Im letzten Akt von Direct Action, der neuen Zusammenarbeit des Künstlergespanns Ben Russell (Good Luck) und Guillaume Cailleau (Laborat), befinden wir uns auf einem weitläufigen Feld, das in unregelmäßigen Abständen von geworfenen Rauchgranaten in dichten Nebel getaucht wird. Nah und fern sehen wir Menschen—auf der einen Seite eklektisch kostümierte Demonstrant*innen, derer viele ob des Tränengaseinsatzes der Polizei mit Masken ausgestattet, auf der anderen Seite die uniformierte Staatsgewalt, die, weit davon entfernt, vor Gewalteinsatz zurückzuschrecken, die nicht enden wollende Menge an heranpilgernden Aktivist*innen zurücktreibt. Plötzlich tritt von außerhalb der Einstellung, deren beinah verdächtige Ruhe uns erst in diesem Moment vollends bewusst wird, eine Frau vor die Kamera, die den Männern dahinter, ohne im Schritt je innezuhalten, vorwirft, dass dies nicht das sei, was sie filmen sollten.

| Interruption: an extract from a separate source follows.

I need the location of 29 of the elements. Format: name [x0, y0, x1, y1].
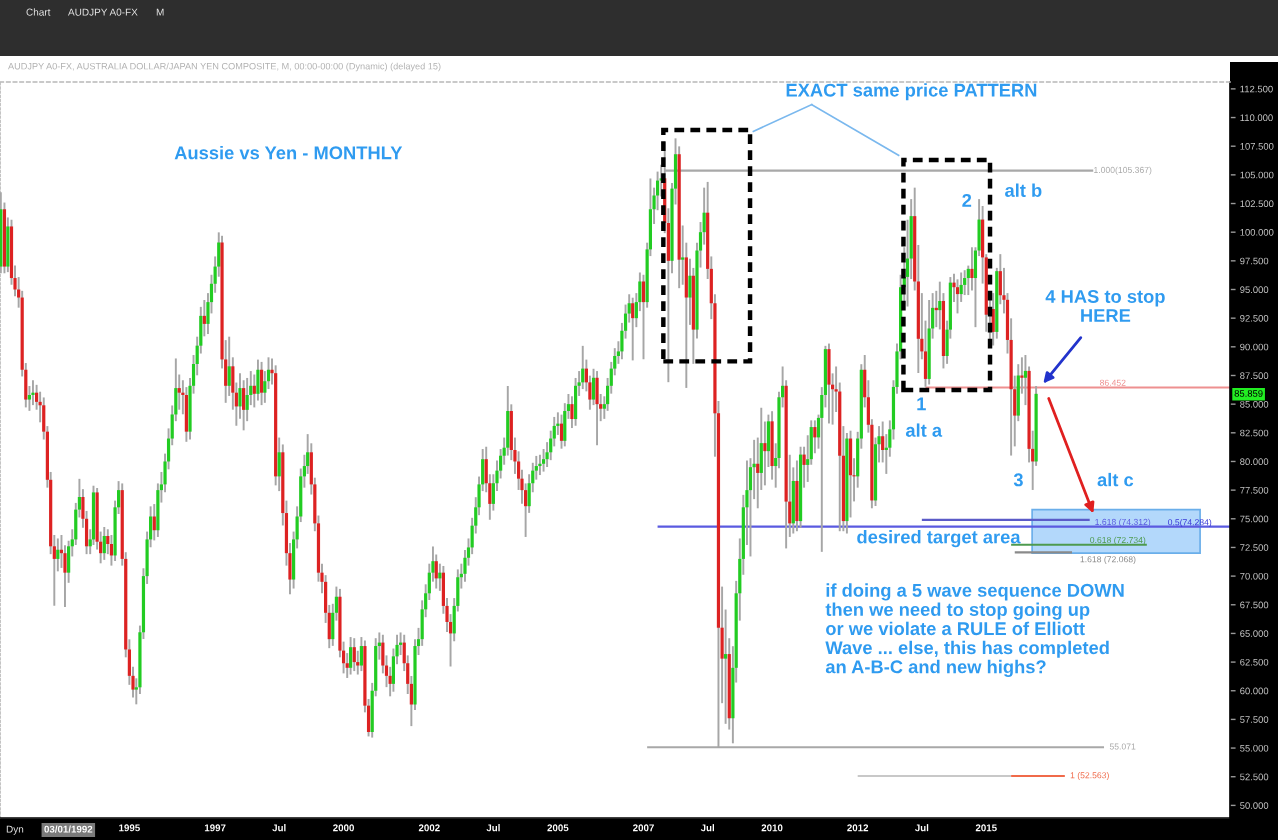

Es ist das Jahr 2022, und mehr als 10.000 Protestierende sind in die Gemeinde Sainte-Soline gekommen, um die Wasserprivatisierungspläne der Regierung zu verhindern, die, so die Position der Protestierenden, das regionale Ökosystem zugunsten der großen Agrarunternehmen der Region gefährde. Die Sommer zuvor hatten bereits aufgezeigt, dass die Region im Sommer unter zunehmenden Dürren leidet. Sainte-Soline, das ist eine kleine Gemeinde unweit von Poitiers, rund 200 km südlich von Notre-Dame-des-Landes in der Region Pays de la Loire, in der sich ein Jahrzehnt zuvor eine sogenannte ZAD, eine autonome „Zone à defendre“, gegründet hatte. Als die französische Regierung 2008 beschloss, das einst in den 1960er Jahren geplante Flughafenprojekt „Grand Ouest“ wieder aufzunehmen, hatten sich bereits erste Besetzer*innen in der Region niedergelassen.
2012, als der damalige französische Premierminister Jean-Marc Ayrault unnachgiebig die Vertreibung der Besetzer*innen veranlasste, löste er damit eine Welle des Widerstands aus, der sich, über Jahre hinweg, als dermaßen resilient erwies, dass sich Édouard Philippe, der im Vorjahr zum Premierminister ernannt worden war, dazu entschloss, einzulenken. Zu diesem Zeitpunkt hatte sich auch viele Stimmen der nationalen und internationalen Filmindustrie per Petition gegen das Flughafenprojekt ausgesprochen — unter ihnen Aki Kaurismäki, Alice Diop, Philippe Garrel, Pedro Costa oder Víctor Erice.
Dies alles bildet den Kontext, innerhalb dessen der Amerikaner Ben Russell und der Franzose Guillaume Cailleau ihren Film Direct Action situieren. Anders allerdings, als es dieser Abriss vermuten lässt, versucht sich ihr Langzeitprojekt weniger daran, die maßgeblichen Entwicklungen und Ereignisse zu dokumentieren, die sich während ihrer Aufenthalte in Notre-Dame-des-Landes und Sainte-Soline zwischen 2020 und 2022 zutrugen, als es es sich zur Aufgabe nimmt, Einblicke in die täglichen Abläufe des kollektivistischen Lebens zu geben. In dem offenkundigen Verzicht auf weitere Hinter- und Vordergrundinformationen verwirklicht sich der Ansatz des direkten Kino, das sich unvoreingenommen den Vorgängen hingibt und uns abverlangt, die präsentierten Räume selbst zu erschließen.